Thailand has refused to extradite members of the Russian band Bi-2, as well as those suspected and accused of political offences, according to human rights principles.

All Russian rock band Bi-2 members have left Thailand “in accordance with their wishes and Thai immigration laws and regulations”, Thai Foreign Ministry spokeswoman Kanchana Patarachoke said.

Thailand came under scrutiny from international human rights activists after immigration officials arrested seven members of the band for not having work permits. The rock band members, who have criticised Russia’s special military operation in Ukraine, told media afterwards that they feared deportation to Russia.

Five of the seven Bee-2 musicians entered Thailand on Russian passports. At least four are reportedly Israeli citizens, including the band’s two founding members, Alexander Uman and Yegor Bortnik (recognised as a foreign agent in Russia). The latter is also an Australian citizen.

Alexander “Shura” Uman, guitarist and vocalist of Bi-2, said that when he arrived at Ben-Gurion International Airport in Tel Aviv, the band exhaled as they were tired after their ordeal.
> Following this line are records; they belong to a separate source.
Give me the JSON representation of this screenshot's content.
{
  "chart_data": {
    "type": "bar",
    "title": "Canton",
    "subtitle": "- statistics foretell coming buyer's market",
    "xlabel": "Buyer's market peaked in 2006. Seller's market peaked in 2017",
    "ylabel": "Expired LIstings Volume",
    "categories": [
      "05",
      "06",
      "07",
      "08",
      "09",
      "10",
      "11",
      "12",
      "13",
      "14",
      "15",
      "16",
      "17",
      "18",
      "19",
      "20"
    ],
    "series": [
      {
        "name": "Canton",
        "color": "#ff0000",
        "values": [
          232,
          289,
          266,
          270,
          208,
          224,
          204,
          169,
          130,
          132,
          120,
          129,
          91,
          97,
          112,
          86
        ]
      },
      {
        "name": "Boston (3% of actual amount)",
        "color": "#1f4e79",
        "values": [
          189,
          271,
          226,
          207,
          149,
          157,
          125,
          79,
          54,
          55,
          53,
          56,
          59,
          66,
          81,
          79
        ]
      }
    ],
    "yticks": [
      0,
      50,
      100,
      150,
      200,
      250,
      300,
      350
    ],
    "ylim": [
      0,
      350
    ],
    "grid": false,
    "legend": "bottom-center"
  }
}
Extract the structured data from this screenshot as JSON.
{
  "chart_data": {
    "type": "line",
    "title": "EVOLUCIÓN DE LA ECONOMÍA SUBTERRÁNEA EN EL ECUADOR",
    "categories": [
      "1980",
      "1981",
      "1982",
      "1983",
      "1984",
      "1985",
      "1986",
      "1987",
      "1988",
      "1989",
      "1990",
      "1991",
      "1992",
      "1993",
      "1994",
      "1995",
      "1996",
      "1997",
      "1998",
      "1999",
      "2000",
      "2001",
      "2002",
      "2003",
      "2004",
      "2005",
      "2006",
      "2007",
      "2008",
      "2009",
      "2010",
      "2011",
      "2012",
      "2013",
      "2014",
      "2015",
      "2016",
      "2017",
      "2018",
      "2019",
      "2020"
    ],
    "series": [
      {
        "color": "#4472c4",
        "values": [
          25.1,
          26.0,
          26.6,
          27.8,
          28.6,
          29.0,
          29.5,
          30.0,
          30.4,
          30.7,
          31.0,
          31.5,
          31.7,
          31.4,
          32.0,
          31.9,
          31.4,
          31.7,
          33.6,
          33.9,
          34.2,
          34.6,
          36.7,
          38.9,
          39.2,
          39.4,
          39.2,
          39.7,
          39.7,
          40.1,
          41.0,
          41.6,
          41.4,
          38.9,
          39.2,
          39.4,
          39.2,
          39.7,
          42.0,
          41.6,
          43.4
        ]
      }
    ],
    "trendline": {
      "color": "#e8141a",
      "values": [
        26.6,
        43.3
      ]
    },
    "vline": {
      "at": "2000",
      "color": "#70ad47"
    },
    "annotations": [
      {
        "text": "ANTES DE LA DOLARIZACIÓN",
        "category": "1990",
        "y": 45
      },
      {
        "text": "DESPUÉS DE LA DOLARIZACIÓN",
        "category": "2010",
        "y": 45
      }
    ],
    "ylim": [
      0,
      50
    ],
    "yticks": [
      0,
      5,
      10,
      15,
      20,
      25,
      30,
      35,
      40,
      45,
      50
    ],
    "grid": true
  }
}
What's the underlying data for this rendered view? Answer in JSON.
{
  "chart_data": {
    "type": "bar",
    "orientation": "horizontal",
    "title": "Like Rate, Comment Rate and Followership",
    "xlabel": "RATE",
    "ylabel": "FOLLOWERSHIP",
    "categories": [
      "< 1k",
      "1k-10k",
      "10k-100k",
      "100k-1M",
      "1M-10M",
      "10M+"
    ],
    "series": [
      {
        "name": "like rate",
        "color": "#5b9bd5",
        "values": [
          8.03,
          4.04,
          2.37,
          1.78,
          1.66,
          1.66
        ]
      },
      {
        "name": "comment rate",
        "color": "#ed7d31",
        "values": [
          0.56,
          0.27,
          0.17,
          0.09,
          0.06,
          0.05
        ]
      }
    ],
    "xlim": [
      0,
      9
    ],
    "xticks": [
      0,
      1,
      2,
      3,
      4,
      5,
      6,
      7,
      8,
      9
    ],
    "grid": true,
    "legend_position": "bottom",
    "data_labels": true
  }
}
Alexander Uman also described the conditions under which the group was held in a Thai prison as “horrible and bestial.”

Uman thanked Israeli, American and Australian diplomats, as well as human rights organisations, for working to get the group out of Thailand. A handful of supporters greeted the musicians on an early morning flight with signs welcoming the band to Israel.

Bi-2 has one million subscribers on its YouTube channel and 376,000 monthly listeners on Spotify. Andrei Lugovoi, a member of Russia’s lower house of parliament, called the band members “scum” for supporting the Nazi regime in Ukraine.

“Bangkok was right to deny Moscow’s demand to send the activist artists back so that the musicians face persecution in Russia,” said Phil Robertson, Human Rights Watch’s deputy Asia director.

Members of Russian rock band Bi-2 were arrested in Phuket last Thursday because they did not have work permits to work in Thailand, confirmed deputy immigration police chief, Major General Pantama Nutnarot.

When it was discovered that the band members did not have work permits, the musicians were sent to an investigator to face charges and then to a detention room at the immigration police station in Bangkok.

It is not known whether Thailand has signed a special extradition agreement with Russia, but persons wanted for political or ethnic reasons are not extradited from Thailand, Major General Panthama explained.

According to human rights principles, extradition is ruled out in case of political charges. Even if a person is a criminal, the immigration service cannot force a person to leave the country. The authorities will allow them to apply to international organisations such as the UNSC or the International Organisation for Migration to become political refugees.

“According to human rights principles, those arrested can even be released on bail to live as refugees, but with the condition not to work or engage in activities contrary to Thai laws,” said Major General Panthama.